Monday, April 02, 2018

Die Hard

My mother always says that you can never take anything for granted.
            “Never!” I remember her telling me firmly after I came home from school one day with a blood-caked knee. During recess, whilst playing, I’d tripped and fallen on a stray shard of glass. “Just when you think you’re happy, it will come along and rip the ground from right under you. Always remember that!”
            Amanda says that little piece of maternal advice probably accounts for my slightly morbid approach to life. “I mean,” she said the other day, at breakfast at PS Café, “you’re the only person I know who insists on walking in the opposite direction of traffic flow just so you can see an out of control van coming at you!”
            “As if you could ever get out of its way fast enough if it was!” Saffy said, her bosom inflating with the sheer absurdity of my pedestrian habits.
            “Better than be taken by surprise from behind!” I told her.
            “Sounds like one of my recent dates!” Barney Chen growled from the other side of the table.
            “It’s just so morbid!” Amanda went on hurriedly. From bitter experience, she knew that once Barney got started, it would be impossible to get a conversation back on a PG-rated track. “You’re just going through life expecting the worst!”
            “Is good, what!” said Sharyn. She looked up from her pancakes, and chewed with a smacking sound. “If you expect the worse, den cannot be surprise, mah! Like my neighbour, Madam Chen!”
            “The one with the five cats?” Saffy asked. “Why, what happened to her?”
            “Tree day ago, when she bathe, she kena slip, fall down and knock her head!”
            Saffy gasped, her bosom expanding dangerously. “Oh my God, what happened?”
            “Aiyoh, she eighty five, she die, lor!” Sharyn stabbed at her pancakes with enthusiasm. “She always say she know she die in the bathroom. Sure enough, kwaaak!” She crooked her right index finger into a question mark and brought her whole arm down on the table with a smack.
            “Girl….” Barney breathed out heavily.
            “But…but, didn’t someone come to her rescue?” Amanda said.
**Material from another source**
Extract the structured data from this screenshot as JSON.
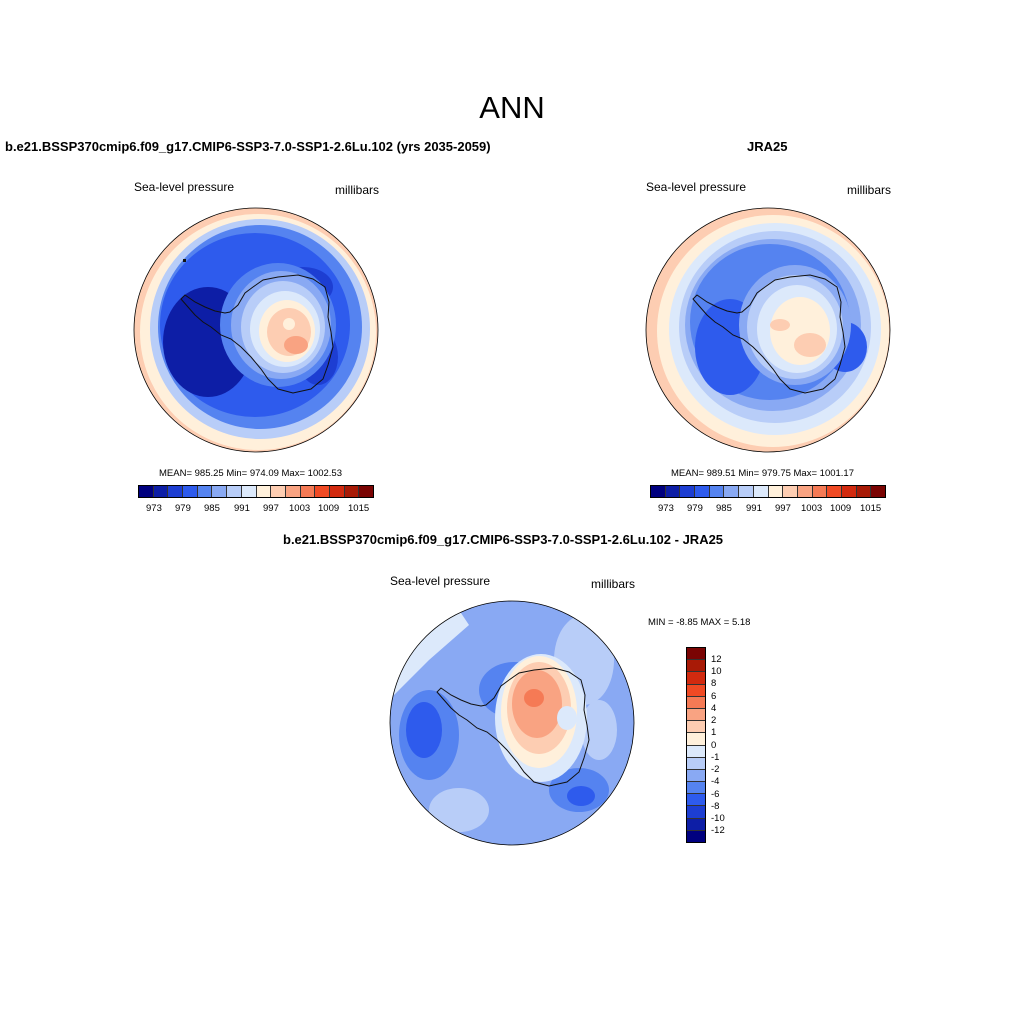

            Sharyn waved her fork. “Aiyah, she live alone, who will rescue her? But larrr-ky, her five cat make a lot of noise and the neighbour so fed up, he call police and complain and police come, bang down door and find her. Only one day she die. If longer, hor, can you imagine the smell?” Sharyn wrinkled her nose. “And by den, hor, her cat so hungry, confirm start eating her, one!”
            Saffy stuffed her napkin in her mouth and squealed.
            “Seriously, that is such a disturbing image, Sharyn!” Amanda told her.
            “Dat’s why not good to live alone, lor! Must always live with someone.”
            “I live alone,” Barney said, sighing, his mouth pursed in a pout.
            “Where got?” Sharyn said primly. “Your bed is like Tan Tock Seng A and E, always got people come and go, one!”
            Barney blushed.
            Much later, back in the flat, we were still haunted by the image of poor Madam Chen lying on the floor of her bathroom with her five cats looking at her like she was the first course haunted.
            “What a way to die!” Saffy sighed.
            “Well, can you imagine it?” Amanda said. “She would have woken up that morning thinking about what to have for lunch, who she was going to see and by evening, she was dead and one day away from becoming an amuse bouche for her cats!”
            “I know,” Saffy said, her bosom deflating. “If she’d known what was in store for her, she’d probably have just slept in. I know I would’ve. I mean, what would be the point of getting out of bed?”
            “Like my mother always said,” I piped up, “never take anything for granted!”
            “I don’t want to ever die alone,” Amanda said firmly. “Isn’t there some kind of microchip they can implant in you so that if your vital signs go wonky, an ambulance will come immediately?”
            There was a look in Amanda’s eyes that she tried to hide by staring hard at her coffee. But we’d seen it. Not fear, exactly, but a kind of wistfulness. A sense of lost opportunities. Saffy and I exchanged a glance. 
            That’s the thing about always being prepared, which my mother neglected to tell me. Every so often, an event comes along that you could never be prepared for. If you’re lucky, someone is there to catch you. If you’re not, you’re basically cat chow.
            Saffy gently placed a hand on Amanda’s shoulder. “You don’t ever have to worry about that ambulance.”